Apple’s latest processor, the M2, is regarded as the new gold standard in the brand’s computing lineup. The new M2 MacBook Air is not only faster than ever, but boasts a sleek redesign with a larger display, all-day battery life, and a MagSafe charger, so Apple says. Despite receiving my long-awaited M2 MacBook Air weeks ago, I wouldn’t know. It’s still sitting in the box it arrived in.
It’s not because I’ve discovered a problem with the new M2 Air (as some have). In fact, it’s because there isn’t a problem with my old 2017 Air.
Unlike many Apple fans, I don’t chase the latest tech or wait in lines to be the first to buy its newest models. Instead, I wait as long as possible before buying a new Apple product, getting everything I can out of my old devices. I’m not exactly any brand’s ideal customer.
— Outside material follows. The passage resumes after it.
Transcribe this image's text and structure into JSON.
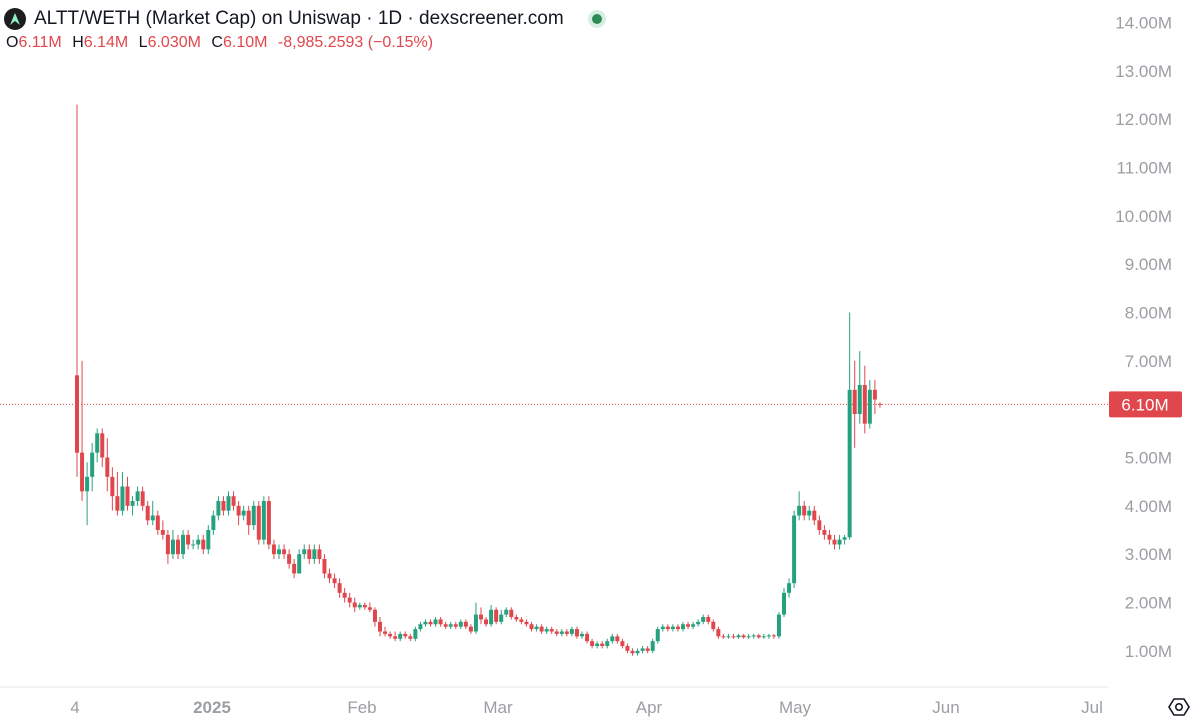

However, I am part of Apple’s target audience.
Apple is one of the world’s most valuable brands, in part due to its ability to attract both early and late adopters. While brand loyalty is often chalked up to marketing, Apple’s brand loyalty is not simply the result of its marketing efforts. It goes to show that you don’t need multimillion-dollar marketing budgets to build a loyal customer base.
Don’t Just Go After Early Adopters
One mistake that many companies make is focusing solely on chasing consumers who relish in the delight of purchasing new products. As practical as it might sound, it represents a small share of the market and it creates a cycle of chasing the next best thing. While businesses should always be seeking ways to innovate and optimize, targeting an audience that feeds off of the latest and greatest often means quick iterations. This can be a good thing, but it can often result in rushed production and products that aren’t as great as they could be.
Your Value Should Be Higher Than Your Price Tag
After getting my first Mac in college, and using a chunk of my savings to do so, I realized that Macs really were the superior product. I spent an amount that made a dent in my bank account at 20, but what I got was unlike any computer I had previously had: one that had value.
Before my first MacBook, I would need to buy a new laptop every couple of years. Spending what was then $500 or so every year felt like a lot–and it was. Because while I hesitated to spend double that on what I figured would be the same value, it turned out to be a far better deal when the MacBook lasted year after year. A Mac may cost more up front, but it costs less in the long run.
Give Consumers a Reason To Stay (Not Just a Reason To Buy)
Speaking of high value, give customers a reason to stay, not just a reason to buy over and over again. Instead of building something new to make people buy the next best thing, give them a product that is so good they don’t necessarily want the latest and greatest. It’s not a short-term profit-generating strategy, but it is a great way to build a loyal customer base–if not, a cult following.
There are dozens of different laptops on the market, but Apple is the only brand I considered. While they all probably do their jobs, Apple does an excellent job of producing a product that I have great confidence in–and why I’m admittedly part of its cult following. Because as I keep using my five-year-old MacBook as the brand new one (purchased via a work-from-home stipend) sits in the box it arrived in, I know if my old Air is still this good, the new one must be really great.
In fact, I know I won’t be disappointed because I’ve waited so long to upgrade, that I’ll really feel a difference. I’m sure once I do finally make the switch, I won’t want to let it go when the next best thing comes out–just like I’m doing now with my 2017 Air.